Different sectors lead each phase of a bull market. Sector Investing is covered in Chapter 8. When a sector becomes popular, investors begin hearing a lot about its prospects (availability heuristic), all stocks in the sector appreciate regardless of fundamentals (Representative Heuristic), everyone begins investing in the sector (herding), everyone becomes optimistic (overconfidence), making bad decisions (Winner's curse, as when TISCO purchased CORUS), and so on. A sector bubble occurs when many new companies enter a sector, and their stock prices rise without regard for fundamentals. When investing in sectors, investors should exercise extreme caution. It is critical to leave at the appropriate time. When the tide turns, a sector bubble can burst very quickly.
Investors get trapped in the Growth Trap when they invest in hot and fancy sectors in the markets.
1. Investors end up paying crazy valuations for stocks when they chase stocks in the current hot sectors. This affects their long-term returns. This could also lead to capital depreciation.
2. When a sector is hot, new companies taking advantage of the market conditions enter the market with initial public offerings to cash in on the investor fancy. This leads to investors paying fancy prices for mediocre companies. Beware of IPOs.
3. Investment bankers try to cash in on the fancy sector by selling sub-par paper to the investors.
4. Be careful of the information fed to you by the media. Be wary of your favourite stock market TV shows. Carefully scan various buy recommendations from intermediaries.
5. Rapid growth in a sector does not mean good investment returns for the investors. The inverse is true. Investor returns are dependent on the right acquisition price.
6. A sector changes slowly, but companies’ fortunes can change rapidly. Misguided portfolio allocations based on sector growth can lead to the acquisition of mispriced securities.
7. Sector bubbles are a warning to investors to reduce their allocation to the sector. For example, we saw the IT sector bubble in 1999–2000. A similar bubble is evident in the real estate sector. Such sectors are not for the long-term investor.
8. A deflated sector, like FMCG or healthcare, offers good investment opportunities for long-term returns. The companies in these sectors are also available at reasonable PE multiples.
9. Do not buy what others are also buying. Long-term returns are a function of buying what others are not buying. It is here that you get the price advantage.

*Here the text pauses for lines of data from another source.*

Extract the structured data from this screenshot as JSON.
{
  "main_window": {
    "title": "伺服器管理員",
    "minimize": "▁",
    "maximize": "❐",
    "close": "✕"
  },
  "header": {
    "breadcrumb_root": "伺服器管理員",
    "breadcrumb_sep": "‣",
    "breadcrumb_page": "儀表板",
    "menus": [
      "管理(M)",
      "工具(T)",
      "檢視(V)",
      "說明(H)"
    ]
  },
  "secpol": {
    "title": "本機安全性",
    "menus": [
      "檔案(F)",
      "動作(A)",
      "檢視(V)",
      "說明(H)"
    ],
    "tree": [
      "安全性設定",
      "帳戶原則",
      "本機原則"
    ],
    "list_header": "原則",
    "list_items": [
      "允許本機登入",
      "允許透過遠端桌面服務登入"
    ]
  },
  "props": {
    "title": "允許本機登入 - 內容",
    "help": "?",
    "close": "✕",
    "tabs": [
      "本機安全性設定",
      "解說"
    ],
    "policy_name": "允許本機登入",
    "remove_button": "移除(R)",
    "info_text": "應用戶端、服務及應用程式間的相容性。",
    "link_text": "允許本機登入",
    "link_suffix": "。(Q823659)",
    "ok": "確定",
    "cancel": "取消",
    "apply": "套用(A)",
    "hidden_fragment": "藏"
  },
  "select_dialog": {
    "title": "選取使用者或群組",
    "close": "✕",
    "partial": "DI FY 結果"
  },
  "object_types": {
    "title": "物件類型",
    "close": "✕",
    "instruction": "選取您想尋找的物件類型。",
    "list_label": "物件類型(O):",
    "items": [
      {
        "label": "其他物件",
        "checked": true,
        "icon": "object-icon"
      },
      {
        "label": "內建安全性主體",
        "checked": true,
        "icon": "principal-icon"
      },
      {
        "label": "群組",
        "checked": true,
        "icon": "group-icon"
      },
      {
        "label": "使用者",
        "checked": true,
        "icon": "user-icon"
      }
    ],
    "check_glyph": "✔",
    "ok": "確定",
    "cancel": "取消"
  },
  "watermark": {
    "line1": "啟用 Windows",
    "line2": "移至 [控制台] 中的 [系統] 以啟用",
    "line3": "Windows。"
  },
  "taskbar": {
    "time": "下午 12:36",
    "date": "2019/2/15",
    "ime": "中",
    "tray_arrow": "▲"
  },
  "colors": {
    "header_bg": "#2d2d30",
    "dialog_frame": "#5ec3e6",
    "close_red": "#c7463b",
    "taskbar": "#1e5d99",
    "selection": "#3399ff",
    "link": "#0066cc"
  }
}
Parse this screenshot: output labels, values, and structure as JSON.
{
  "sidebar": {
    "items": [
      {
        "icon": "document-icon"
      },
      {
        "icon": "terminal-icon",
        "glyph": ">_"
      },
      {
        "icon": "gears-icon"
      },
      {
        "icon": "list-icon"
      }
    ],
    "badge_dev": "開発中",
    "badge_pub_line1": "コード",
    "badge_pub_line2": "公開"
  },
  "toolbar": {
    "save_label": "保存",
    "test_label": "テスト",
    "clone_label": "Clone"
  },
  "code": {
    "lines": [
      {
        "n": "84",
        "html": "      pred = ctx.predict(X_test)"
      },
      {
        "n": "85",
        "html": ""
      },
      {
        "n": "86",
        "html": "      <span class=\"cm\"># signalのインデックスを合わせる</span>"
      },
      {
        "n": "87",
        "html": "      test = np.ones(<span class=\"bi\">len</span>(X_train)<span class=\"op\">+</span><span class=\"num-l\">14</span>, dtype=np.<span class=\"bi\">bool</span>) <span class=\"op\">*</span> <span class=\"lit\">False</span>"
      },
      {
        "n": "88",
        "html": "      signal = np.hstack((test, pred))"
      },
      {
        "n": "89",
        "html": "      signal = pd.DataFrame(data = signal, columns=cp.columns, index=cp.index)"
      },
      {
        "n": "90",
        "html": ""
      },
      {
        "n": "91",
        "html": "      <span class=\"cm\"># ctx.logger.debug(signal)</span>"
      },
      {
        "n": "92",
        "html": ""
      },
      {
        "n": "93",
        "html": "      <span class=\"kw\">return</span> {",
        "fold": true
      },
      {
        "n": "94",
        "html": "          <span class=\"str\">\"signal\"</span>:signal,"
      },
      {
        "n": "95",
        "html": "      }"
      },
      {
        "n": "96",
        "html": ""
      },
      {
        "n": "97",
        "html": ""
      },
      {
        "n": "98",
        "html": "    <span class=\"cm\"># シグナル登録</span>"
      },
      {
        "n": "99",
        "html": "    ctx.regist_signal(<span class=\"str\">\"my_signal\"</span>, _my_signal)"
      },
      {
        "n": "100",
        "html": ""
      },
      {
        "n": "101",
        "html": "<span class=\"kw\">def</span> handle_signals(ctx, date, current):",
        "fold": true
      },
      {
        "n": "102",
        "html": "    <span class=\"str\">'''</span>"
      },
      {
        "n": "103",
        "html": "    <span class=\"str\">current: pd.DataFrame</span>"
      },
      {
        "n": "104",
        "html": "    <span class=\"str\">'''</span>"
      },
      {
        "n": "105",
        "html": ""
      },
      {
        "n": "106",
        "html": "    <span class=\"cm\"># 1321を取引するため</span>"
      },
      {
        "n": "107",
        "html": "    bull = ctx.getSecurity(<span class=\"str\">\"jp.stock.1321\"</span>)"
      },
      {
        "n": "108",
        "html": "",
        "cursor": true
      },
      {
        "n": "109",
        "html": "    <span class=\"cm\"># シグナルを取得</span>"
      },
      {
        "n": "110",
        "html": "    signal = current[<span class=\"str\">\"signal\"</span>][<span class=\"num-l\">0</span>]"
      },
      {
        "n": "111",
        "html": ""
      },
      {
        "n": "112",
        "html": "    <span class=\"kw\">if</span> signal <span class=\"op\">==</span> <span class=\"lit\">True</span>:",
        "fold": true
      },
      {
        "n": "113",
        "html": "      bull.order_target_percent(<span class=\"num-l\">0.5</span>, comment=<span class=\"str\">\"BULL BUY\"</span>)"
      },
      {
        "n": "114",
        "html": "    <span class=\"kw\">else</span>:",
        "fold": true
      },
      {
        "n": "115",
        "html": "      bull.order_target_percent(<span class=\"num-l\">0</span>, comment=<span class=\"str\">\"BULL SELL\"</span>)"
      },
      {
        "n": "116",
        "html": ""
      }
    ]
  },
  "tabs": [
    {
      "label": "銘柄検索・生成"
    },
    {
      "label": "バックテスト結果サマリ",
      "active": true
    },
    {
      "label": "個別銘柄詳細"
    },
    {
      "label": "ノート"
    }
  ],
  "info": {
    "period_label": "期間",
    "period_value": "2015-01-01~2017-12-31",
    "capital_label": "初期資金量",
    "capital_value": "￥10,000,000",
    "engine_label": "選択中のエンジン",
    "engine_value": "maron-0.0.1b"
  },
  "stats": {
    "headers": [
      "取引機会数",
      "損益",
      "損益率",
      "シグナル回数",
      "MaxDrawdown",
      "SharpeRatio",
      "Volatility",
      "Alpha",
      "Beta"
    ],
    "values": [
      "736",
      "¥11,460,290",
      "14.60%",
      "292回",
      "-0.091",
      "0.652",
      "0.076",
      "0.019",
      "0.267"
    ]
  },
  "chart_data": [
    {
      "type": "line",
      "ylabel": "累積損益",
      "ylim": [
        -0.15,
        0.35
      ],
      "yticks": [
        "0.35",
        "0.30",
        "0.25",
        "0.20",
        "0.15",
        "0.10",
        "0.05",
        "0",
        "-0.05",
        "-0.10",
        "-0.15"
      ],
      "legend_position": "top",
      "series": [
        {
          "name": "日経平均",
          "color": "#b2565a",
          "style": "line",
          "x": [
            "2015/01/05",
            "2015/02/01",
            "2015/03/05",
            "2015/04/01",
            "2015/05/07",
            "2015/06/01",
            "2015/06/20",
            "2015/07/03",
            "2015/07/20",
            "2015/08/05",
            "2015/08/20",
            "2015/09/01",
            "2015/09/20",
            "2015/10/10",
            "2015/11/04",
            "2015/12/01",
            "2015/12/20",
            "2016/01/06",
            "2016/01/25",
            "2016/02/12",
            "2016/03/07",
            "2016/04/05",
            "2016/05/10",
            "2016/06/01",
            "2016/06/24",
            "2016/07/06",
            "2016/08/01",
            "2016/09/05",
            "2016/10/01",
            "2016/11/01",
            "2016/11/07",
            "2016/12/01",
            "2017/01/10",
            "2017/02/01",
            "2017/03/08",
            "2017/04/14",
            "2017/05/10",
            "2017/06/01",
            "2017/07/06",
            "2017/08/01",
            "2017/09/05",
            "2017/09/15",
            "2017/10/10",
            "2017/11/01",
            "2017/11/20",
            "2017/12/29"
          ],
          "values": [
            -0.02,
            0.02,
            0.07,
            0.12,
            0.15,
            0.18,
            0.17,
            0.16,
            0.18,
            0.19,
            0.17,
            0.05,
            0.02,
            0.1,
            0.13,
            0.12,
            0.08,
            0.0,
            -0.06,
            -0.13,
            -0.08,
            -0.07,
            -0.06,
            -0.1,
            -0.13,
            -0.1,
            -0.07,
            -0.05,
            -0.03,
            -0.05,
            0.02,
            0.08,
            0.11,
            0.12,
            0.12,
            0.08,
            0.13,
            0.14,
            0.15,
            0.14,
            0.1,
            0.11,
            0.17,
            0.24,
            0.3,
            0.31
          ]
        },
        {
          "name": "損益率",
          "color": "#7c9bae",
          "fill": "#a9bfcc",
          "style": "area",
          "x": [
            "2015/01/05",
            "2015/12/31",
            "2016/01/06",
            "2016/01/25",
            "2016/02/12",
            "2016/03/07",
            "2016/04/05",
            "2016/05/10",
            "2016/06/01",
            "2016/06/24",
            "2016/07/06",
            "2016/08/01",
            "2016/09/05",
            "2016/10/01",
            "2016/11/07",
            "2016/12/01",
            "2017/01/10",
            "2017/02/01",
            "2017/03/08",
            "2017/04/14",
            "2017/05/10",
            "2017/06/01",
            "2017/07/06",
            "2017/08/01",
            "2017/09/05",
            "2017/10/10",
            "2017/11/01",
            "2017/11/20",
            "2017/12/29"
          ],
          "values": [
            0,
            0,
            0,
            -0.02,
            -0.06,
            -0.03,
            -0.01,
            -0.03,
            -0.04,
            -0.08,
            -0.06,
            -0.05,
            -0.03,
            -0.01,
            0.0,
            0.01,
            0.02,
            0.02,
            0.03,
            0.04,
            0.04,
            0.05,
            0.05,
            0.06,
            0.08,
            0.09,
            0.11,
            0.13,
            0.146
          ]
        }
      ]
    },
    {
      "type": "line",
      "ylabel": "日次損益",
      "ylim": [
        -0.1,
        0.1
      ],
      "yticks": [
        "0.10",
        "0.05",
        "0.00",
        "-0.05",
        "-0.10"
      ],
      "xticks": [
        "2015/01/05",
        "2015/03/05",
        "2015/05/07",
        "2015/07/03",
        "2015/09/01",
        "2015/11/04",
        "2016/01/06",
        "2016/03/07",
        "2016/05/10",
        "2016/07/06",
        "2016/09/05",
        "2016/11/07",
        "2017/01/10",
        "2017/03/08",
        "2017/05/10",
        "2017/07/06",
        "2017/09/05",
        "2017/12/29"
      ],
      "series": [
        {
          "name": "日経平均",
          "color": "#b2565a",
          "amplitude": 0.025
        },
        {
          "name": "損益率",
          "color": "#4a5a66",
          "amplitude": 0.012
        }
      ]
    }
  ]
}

Sector investing is also a type of stock investing. You do not have to buy what is popular. You don't have to buy what everyone else is buying because it's already too expensive. According to representative thinking, you don't need to invest in a hot sector because the stocks in that sector are all overpriced. Furthermore, when a sector is performing well, an investor is more likely to fall into the growth trap because the company chosen in the sector may be incorrect.
Alternatively, when a sector performs well, unscrupulous managements enter the sector with flawed business models, causing investors to pay exorbitant valuations based on the sector. Companies would frequently change their names to reflect the current hot sector in order to attract investor attention. Based on our previous discussions, it makes sense to look at a sector with sustainable economic characteristics performing poorly due to a lack of investor interest. The challenge would be to find the right company in the sector.
Companies in out-of-favour industries can produce healthy investor returns. In and of itself, forging is a very dull industry. It lacks the charisma of technological innovation or the desire for growth. It was a neglected sector in the early 1980s, and few companies wanted to be in it. Only a few companies remained in the sector following the departure of companies due to uneconomic scales. Bharat Forge was one such company. Its management focused on what it did best and increased efficiency. When the sector did not pique the interest of investors, there was little competition. This provided it with the impetus to construct an impressive moat around it. It ran a mediocre business efficiently and profitably for its shareholders. From 1979 to the present, it has returned an average of more than 31 per cent compounded returns to its investors.
Dividends are reinvested when calculating returns. At the time, both the forging sector and the company had obscure names. Similarly, FMCG is currently a neglected sector. Despite the poor economic conditions, the underlying business is viable.
Companies with a strong brand and an extensive distribution network provide good investment opportunities. So it is with a neglected sector such as technology. Oracle purchased IFlex Solutions for ₹2,100 per share. At ₹980, this stock is available for half the price. Is it possible to go wrong? The industry as a whole, as well as this fantastic company, is underserved.